The concept of “pocket phrases” can be quite useful in helping others learn what you need as you grieve. These are statements that you practice ahead of time so that they come to you effortlessly in the moments when you are upset but still need to ask for someone’s help or understanding.
“That’s not helpful.” Usually, our friends and family are trying to help, however their actions may have the opposite effect. With practice, you can develop the ability to say this in a calm, confident voice that halts comments or behaviour that you find hurtful.
“Grief isn’t easy, but it is necessary.” Well-meaning people sometimes want us to move through grief quickly when that is just not possible. You can remind them that it’s normal to feel a full range of feelings after a loss and you don’t need to ‘cheer up’.
“I’m adapting. It takes time to adjust.” When someone in your circle of acquaintances asks how you’re doing, you can use this phrase to remind them that grief is a process. You can ask them directly to have patience with your intense feelings, the changes in your routines and at the same time let them know you’ll never be quite the same again.
“I’m not strong. I’m just doing what I must.” This phrase can be helpful when people praise your ability to function in routine tasks and situations. You may want them to understand that although you may look well on the outside, there’s still a whirlwind of emotion and distress raging unpredictably inside you.

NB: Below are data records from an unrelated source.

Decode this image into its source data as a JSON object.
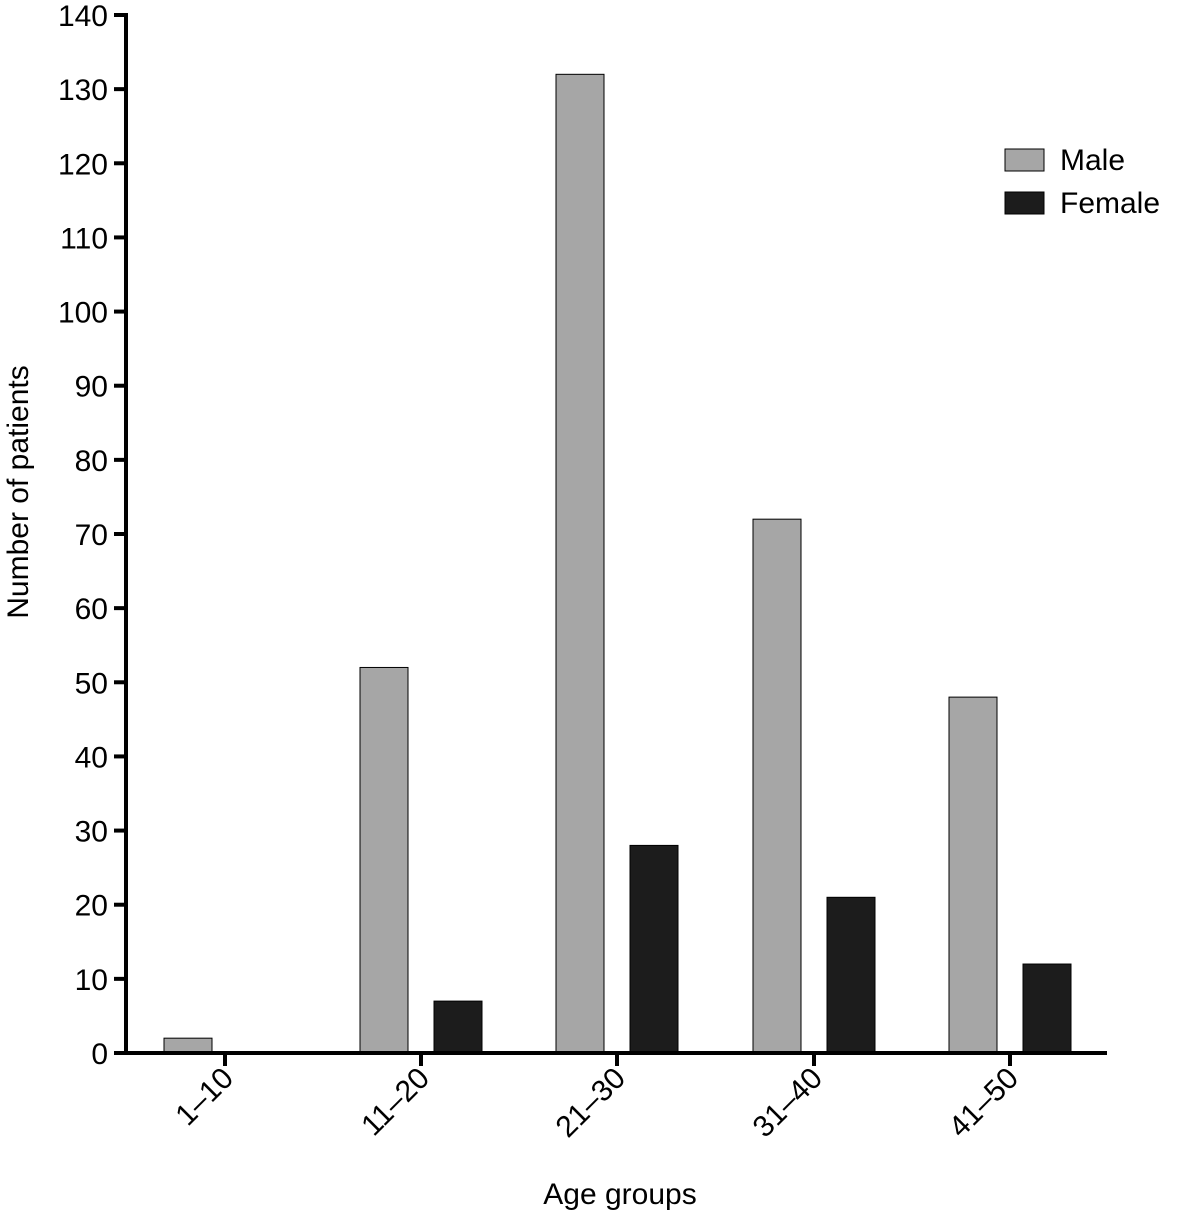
{
  "chart_data": {
    "type": "bar",
    "categories": [
      "1–10",
      "11–20",
      "21–30",
      "31–40",
      "41–50"
    ],
    "series": [
      {
        "name": "Male",
        "color": "#a6a6a6",
        "values": [
          2,
          52,
          132,
          72,
          48
        ]
      },
      {
        "name": "Female",
        "color": "#1c1c1c",
        "values": [
          0,
          7,
          28,
          21,
          12
        ]
      }
    ],
    "xlabel": "Age groups",
    "ylabel": "Number of patients",
    "ylim": [
      0,
      140
    ],
    "yticks": [
      "0",
      "10",
      "20",
      "30",
      "40",
      "50",
      "60",
      "70",
      "80",
      "90",
      "100",
      "110",
      "120",
      "130",
      "140"
    ],
    "grid": false,
    "legend_position": "top-right"
  }
}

“I like it when you say their name and we talk about them.” You can let people know they don’t have to be afraid to mention your loved one. If you want to share stories, and hear stories from others, you may need to give permission with a clear, direct statement such as this so that people aren’t afraid they will hurt you more by talking about them.
These sample statements can be a good starting point for developing your own useful “pocket phrases” to help teach the people in your life how to help you as you grieve. Remember that the more you practice the things you wish you could say, the easier it will become to pull them out in a peaceful and positive way when needed.